O casal estava a caminho da aposentadoria precoce até que os filhos estouraram o orçamento. Eles ainda conseguirão atingir seu objetivo com uma renda?

Durante anos, Alejandro e Brady Muñoz seguiram um manual financeiro simples: manter as despesas baixas e poupar agressivamente para adquirir liberdade mais tarde na vida. Não buscavam prestígio, mas sim flexibilidade na forma de aposentadoria antecipada.
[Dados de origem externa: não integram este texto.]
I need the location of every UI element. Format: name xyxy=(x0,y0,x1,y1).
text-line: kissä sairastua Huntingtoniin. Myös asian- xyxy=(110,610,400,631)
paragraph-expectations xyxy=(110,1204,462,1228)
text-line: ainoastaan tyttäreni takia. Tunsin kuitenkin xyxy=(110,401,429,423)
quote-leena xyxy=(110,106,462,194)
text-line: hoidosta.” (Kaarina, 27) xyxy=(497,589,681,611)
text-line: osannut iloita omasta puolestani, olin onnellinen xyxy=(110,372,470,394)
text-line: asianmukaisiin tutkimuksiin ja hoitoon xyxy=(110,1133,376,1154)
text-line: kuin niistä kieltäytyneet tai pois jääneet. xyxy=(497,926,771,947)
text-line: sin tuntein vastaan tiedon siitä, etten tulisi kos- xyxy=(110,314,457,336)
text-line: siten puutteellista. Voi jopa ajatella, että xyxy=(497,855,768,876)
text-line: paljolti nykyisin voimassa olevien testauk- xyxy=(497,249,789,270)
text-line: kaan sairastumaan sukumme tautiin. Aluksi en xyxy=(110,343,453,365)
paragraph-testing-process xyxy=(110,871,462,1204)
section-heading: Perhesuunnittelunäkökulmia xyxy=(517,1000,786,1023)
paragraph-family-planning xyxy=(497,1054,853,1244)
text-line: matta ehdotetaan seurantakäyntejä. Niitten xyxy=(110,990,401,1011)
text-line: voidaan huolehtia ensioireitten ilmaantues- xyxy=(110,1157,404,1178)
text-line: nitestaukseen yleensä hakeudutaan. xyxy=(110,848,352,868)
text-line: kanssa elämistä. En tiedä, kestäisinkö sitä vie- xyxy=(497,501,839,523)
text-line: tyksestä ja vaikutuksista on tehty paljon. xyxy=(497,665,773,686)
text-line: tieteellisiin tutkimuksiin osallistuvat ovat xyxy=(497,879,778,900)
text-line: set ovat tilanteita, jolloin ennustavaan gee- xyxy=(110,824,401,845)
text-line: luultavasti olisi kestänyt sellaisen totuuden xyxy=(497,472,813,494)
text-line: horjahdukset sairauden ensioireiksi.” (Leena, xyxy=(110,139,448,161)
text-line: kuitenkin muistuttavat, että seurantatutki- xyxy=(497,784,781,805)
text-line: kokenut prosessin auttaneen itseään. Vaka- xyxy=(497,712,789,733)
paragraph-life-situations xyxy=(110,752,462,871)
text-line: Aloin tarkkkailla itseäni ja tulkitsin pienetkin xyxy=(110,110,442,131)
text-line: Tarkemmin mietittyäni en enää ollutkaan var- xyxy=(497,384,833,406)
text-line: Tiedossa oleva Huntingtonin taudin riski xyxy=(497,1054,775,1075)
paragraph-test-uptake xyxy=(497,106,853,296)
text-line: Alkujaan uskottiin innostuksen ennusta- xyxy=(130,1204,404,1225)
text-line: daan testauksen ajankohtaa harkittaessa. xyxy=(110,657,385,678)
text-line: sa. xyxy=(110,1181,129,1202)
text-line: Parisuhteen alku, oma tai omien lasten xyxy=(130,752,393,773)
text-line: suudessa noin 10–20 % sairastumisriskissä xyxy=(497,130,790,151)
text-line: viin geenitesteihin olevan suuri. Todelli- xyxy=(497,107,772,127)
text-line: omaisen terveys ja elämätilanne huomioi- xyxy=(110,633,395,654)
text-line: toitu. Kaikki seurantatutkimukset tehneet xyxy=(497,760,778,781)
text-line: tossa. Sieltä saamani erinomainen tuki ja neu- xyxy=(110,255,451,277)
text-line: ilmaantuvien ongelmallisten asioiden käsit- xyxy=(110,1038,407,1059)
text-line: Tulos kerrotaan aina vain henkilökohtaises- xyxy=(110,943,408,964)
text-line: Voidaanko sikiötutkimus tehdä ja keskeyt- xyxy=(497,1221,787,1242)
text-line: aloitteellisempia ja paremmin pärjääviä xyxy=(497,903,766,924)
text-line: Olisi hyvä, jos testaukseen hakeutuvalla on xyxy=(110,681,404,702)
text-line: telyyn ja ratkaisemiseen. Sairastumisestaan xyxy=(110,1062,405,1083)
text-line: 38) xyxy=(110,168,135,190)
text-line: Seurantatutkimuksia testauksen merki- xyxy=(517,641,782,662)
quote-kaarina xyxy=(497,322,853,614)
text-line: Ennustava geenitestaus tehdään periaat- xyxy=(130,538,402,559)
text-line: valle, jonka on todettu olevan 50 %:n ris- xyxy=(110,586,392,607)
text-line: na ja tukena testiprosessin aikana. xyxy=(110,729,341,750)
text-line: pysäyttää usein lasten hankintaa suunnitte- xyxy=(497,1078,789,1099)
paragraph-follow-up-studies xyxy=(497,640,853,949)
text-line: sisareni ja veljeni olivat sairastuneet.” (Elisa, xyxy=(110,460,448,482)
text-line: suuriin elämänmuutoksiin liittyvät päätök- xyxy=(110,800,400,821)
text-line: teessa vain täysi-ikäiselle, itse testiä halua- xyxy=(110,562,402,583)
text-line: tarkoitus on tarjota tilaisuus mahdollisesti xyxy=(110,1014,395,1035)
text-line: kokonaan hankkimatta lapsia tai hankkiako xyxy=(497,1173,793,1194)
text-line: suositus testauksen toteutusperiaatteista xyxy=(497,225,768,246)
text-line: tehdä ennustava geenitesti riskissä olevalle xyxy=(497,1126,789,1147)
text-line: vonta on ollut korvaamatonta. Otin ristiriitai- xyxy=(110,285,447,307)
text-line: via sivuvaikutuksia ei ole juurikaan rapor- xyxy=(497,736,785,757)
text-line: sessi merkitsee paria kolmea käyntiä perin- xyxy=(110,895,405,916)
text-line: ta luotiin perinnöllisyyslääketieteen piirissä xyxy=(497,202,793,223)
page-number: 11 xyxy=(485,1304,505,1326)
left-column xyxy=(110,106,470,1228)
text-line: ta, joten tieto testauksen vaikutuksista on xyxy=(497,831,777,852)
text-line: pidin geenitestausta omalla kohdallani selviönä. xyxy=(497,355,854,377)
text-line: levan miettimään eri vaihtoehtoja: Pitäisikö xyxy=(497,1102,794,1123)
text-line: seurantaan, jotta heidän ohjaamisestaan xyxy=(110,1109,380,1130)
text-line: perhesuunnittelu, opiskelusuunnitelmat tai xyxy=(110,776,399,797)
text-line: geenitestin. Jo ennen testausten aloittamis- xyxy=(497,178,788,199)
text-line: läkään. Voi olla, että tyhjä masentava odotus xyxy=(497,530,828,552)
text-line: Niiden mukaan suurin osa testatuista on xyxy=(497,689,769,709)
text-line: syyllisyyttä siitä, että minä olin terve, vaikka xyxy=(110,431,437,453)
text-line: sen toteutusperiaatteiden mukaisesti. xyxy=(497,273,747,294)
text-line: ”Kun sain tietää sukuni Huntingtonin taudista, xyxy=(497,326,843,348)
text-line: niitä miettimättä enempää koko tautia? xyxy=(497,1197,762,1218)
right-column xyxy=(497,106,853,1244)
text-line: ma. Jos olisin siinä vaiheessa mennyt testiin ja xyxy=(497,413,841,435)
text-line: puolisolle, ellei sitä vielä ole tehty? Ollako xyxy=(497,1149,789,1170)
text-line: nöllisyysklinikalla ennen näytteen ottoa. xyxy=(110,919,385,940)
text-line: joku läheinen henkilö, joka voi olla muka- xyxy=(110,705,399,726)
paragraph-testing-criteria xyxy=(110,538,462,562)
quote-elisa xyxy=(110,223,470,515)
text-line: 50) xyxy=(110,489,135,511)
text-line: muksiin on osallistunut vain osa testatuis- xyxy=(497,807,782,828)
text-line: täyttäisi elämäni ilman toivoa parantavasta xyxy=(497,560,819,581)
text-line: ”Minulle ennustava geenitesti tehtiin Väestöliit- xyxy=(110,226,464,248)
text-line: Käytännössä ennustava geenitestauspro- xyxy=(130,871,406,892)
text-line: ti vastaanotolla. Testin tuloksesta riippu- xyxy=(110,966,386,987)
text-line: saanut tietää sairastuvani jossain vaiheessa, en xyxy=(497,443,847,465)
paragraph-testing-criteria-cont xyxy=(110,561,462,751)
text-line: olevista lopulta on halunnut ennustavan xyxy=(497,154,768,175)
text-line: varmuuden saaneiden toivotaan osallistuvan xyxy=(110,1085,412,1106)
O casal de Minnesota comprometeu-se com o movimento FIRE, abreviação de “Independência Financeira, Aposentar-se Cedo”, e por um tempo a estratégia funcionou exatamente como planejado. Então a vida interveio, disse o casal O Wall Street Journalde maneiras que muitas famílias jovens reconhecerão (1).

Chegaram duas crianças, juntamente com uma mudança de emprego, e o agregado familiar passou de dois rendimentos para um. O sonho não desapareceu, mas a linha do tempo de repente parecia muito menos certa.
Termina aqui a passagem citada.